Charlie hat seine eigenen Albträume nun im Griff, doch plötzlich erscheint INK in seiner Schule, in der wachen Welt. ICK sitzt währenddessen ...

!Achtung es handelt sich hierbei um Teil 3 einer Trilogie!

Charlie hat seine eigenen Albträume nun im Griff, doch plötzlich erscheint INK in seiner Schule, in der wachen Welt. ICK sitzt währenddessen noch in der Anderwelt fest und dort geht nicht alles mit rechten Dingen zu...

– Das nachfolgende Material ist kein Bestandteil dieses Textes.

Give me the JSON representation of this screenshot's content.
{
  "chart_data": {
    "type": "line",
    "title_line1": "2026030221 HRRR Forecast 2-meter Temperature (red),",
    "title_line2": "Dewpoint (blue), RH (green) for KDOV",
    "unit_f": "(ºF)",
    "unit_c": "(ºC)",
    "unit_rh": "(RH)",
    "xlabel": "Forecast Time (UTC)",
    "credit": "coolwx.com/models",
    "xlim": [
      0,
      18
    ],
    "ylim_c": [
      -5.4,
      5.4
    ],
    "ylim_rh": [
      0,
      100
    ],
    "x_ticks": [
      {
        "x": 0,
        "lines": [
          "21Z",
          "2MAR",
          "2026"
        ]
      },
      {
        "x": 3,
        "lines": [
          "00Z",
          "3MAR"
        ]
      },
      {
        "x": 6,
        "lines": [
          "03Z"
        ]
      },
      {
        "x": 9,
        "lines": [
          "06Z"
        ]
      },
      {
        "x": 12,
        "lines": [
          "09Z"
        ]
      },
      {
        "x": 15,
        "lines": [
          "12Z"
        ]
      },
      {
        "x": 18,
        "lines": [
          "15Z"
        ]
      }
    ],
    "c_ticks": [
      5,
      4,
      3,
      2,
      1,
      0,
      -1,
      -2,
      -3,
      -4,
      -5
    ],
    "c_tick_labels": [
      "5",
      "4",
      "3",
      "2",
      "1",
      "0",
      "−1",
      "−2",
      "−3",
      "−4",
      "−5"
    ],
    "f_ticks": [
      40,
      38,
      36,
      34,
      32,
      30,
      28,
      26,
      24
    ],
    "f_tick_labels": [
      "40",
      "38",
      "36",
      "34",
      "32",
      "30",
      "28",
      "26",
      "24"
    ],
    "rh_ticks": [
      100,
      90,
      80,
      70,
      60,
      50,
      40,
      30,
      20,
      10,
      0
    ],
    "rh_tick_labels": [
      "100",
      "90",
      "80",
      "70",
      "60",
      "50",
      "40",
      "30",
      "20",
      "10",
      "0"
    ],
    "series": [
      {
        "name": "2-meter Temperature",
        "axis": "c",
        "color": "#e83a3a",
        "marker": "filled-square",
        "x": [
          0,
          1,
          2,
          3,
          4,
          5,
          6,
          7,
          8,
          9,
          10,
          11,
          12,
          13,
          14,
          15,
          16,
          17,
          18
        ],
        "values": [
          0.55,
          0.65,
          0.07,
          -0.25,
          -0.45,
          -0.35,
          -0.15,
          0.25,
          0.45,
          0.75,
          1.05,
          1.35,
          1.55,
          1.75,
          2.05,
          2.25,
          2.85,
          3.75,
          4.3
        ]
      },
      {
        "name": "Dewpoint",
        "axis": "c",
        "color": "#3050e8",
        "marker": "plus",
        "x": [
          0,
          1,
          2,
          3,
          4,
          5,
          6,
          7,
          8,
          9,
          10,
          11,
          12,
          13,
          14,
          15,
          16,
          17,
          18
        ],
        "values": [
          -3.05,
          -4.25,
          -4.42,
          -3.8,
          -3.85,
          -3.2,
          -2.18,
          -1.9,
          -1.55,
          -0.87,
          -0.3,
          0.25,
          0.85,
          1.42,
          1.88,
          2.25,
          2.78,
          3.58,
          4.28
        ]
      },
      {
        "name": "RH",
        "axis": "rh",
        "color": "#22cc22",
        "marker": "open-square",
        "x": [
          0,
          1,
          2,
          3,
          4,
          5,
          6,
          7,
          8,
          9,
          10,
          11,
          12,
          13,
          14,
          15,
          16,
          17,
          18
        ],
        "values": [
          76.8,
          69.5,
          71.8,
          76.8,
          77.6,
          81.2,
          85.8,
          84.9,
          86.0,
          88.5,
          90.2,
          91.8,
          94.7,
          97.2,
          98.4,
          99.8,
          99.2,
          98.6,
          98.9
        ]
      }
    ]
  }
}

Der Schreibstil ist wie in den beiden vorhergehenden Bänden sehr angenehm zu lesen.
Ein Highlight ist die Gestaltung der Seiten, an den Rändern finden sich immer wieder gezeichnete Albtraum-Gestalten.

Dieser abschließende Band zeigt die Charakterentwicklungen von Charlie und auch Jack nochmal sehr gut und schlüssig auf. Die Familiengeschichte und die Freundesbanden stehen auch hier im Vordergrund und werden sehr realistisch dargestellt.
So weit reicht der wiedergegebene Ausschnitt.